Not one to be defeated, I persisted in my researches.  To be honest my stamina (if I may dignify the trite tirelessness) is likely nothing more than a combination of unabated curiosity and a childish fascination with toys. I further elevate my tenacity by aligning it with an intellectual enquiry into technology generally. Technology – though obviously a highly specific spectrum – is nonetheless as illustrative as any other orbit of experience of the abstract lessons of life. There is for example no reason to assume that when confronted with an obstacle that “you can’t get there from here“. To be flummoxed by anything is mere frustration. Except in the most esoteric realms of philosophy I refuse to ascribe victory to temporary mystification. And I certainly will not be outdone by a toy!

My inclination today was so casual and lacking in focus that I was persuaded to alter my putative pursuit of “action cameras” by detouring to “The Source” to investigate what that particular retailer might offer.  Having already canvassed the stock of Walmart, Staples and Best Buy I thought I may as well visit this store which I recall is the successor to Radio Shack.  It is not in my opinion known for its high-end products but otherwise my perspective is ambivalent.

What caught my eye almost immediately upon entering the narrow electronics store was a portable wireless bluetooth speaker.  It is a mini sound cube called Sony SRS-X11.

It was for “clearance” sale for $49.95.  My instincts told me it was a deal.  After making a few preliminary enquiries of the sales clerk, I asked him to set it aside at the counter for my purchase.  Meanwhile strengthened by this find I continued my prowl about the store in search of what else might catch my attention.  I was rewarded moments later with the discovery of a hard-shelled camera case for the extraordinary clearance price of $8.68! I scooped that up as well.  I had previously asked the clerk if the store sold action cameras, which he said they did not.  Though I saw several digital cameras they were not in league with the Go Pro action cameras.
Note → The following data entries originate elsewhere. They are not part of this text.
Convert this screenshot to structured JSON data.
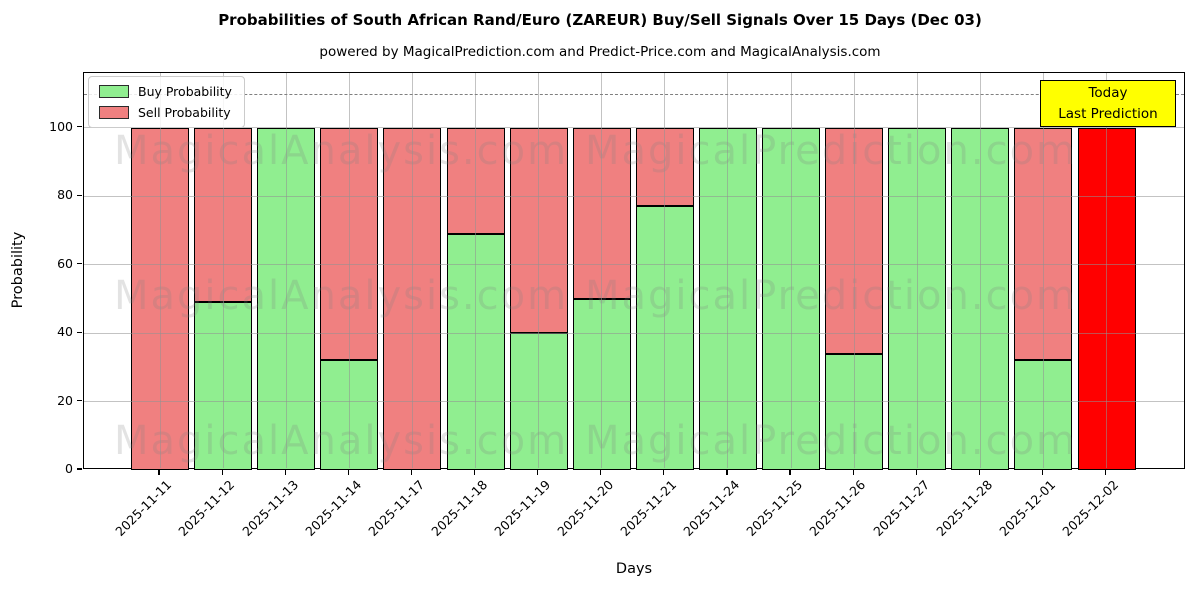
{
  "title": "Probabilities of South African Rand/Euro (ZAREUR) Buy/Sell Signals Over 15 Days (Dec 03)",
  "subtitle": "powered by MagicalPrediction.com and Predict-Price.com and MagicalAnalysis.com",
  "legend": {
    "buy_label": "Buy Probability",
    "sell_label": "Sell Probability"
  },
  "annotation": {
    "line1": "Today",
    "line2": "Last Prediction"
  },
  "axes": {
    "x_label": "Days",
    "y_label": "Probability",
    "y_ticks": [
      0,
      20,
      40,
      60,
      80,
      100
    ],
    "dashed_line_y": 110,
    "y_max": 116
  },
  "watermarks": [
    "MagicalAnalysis.com",
    "MagicalPrediction.com"
  ],
  "colors": {
    "buy": "#90ee90",
    "sell": "#f08080",
    "today_bar": "#ff0000",
    "bar_edge": "#000000",
    "annotation_bg": "#ffff00",
    "grid": "#919191",
    "dashed": "#7f7f7f"
  },
  "chart_data": {
    "type": "bar",
    "stacked": true,
    "title": "Probabilities of South African Rand/Euro (ZAREUR) Buy/Sell Signals Over 15 Days (Dec 03)",
    "xlabel": "Days",
    "ylabel": "Probability",
    "ylim": [
      0,
      116
    ],
    "grid": true,
    "legend_position": "upper left",
    "categories": [
      "2025-11-11",
      "2025-11-12",
      "2025-11-13",
      "2025-11-14",
      "2025-11-17",
      "2025-11-18",
      "2025-11-19",
      "2025-11-20",
      "2025-11-21",
      "2025-11-24",
      "2025-11-25",
      "2025-11-26",
      "2025-11-27",
      "2025-11-28",
      "2025-12-01",
      "2025-12-02"
    ],
    "series": [
      {
        "name": "Buy Probability",
        "color": "#90ee90",
        "values": [
          0,
          49,
          100,
          32,
          0,
          69,
          40,
          50,
          77,
          100,
          100,
          34,
          100,
          100,
          32,
          0
        ]
      },
      {
        "name": "Sell Probability",
        "color": "#f08080",
        "values": [
          100,
          51,
          0,
          68,
          100,
          31,
          60,
          50,
          23,
          0,
          0,
          66,
          0,
          0,
          68,
          100
        ]
      }
    ],
    "highlight_last": {
      "index": 15,
      "color": "#ff0000",
      "annotation": "Today Last Prediction"
    },
    "dashed_reference_line_y": 110
  }
}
But I knew the little camera case would accommodate my Vivitar action camera. I paid for my purchases and pushed off towards the adjacent Staples big box store.

At Staples I was rescued in my patent shopping floundering by a tall unshaven sales clerk who evidently knew what he was talking about.  He grasped what I wanted in an action camera in an instant.  I easily narrowed his focus by my description of what I sought.  To my complete surprise he informed me that the Activeon CX Gold camera not only came equipped with a battery and a memory card but also the capacity to upload videos directly to my MacBook Pro laptop computer through a USB cable without having either to remove the memory card and install it in the computer or to purchase some other device to accomplish the same result. My prayers had been answered!  So much for my hope of having unearthed a retail bombshell!  Clearly the Chinese had beat me to the punch!


Both devices – while naturally presenting the usual learning adjustments – have proven on balance to be “user friendly” and perfectly adequate from my purposes.  The Sony sound cube for example is connected by cable to my computer (to keep it perpetually charged) and wirelessly streaming my music from iTunes. As for the Activeon CX Gold I have turned off the touchscreen capability (so I won’t inadvertently mess with my settings) and set the device to default Video mode including date/time stamp.  I have been able to upload the videos to YouTube where I will effectively maintain my library of productions until such time as I discover I’ve exhausted the default maximum space available for free (though it may be that YouTube recovers its money from selling other add-ons beyond the standard service). YouTube is of course a video-sharing web site which enables people to market themselves and their wares by enlarging the viewing scope to a wider public audience.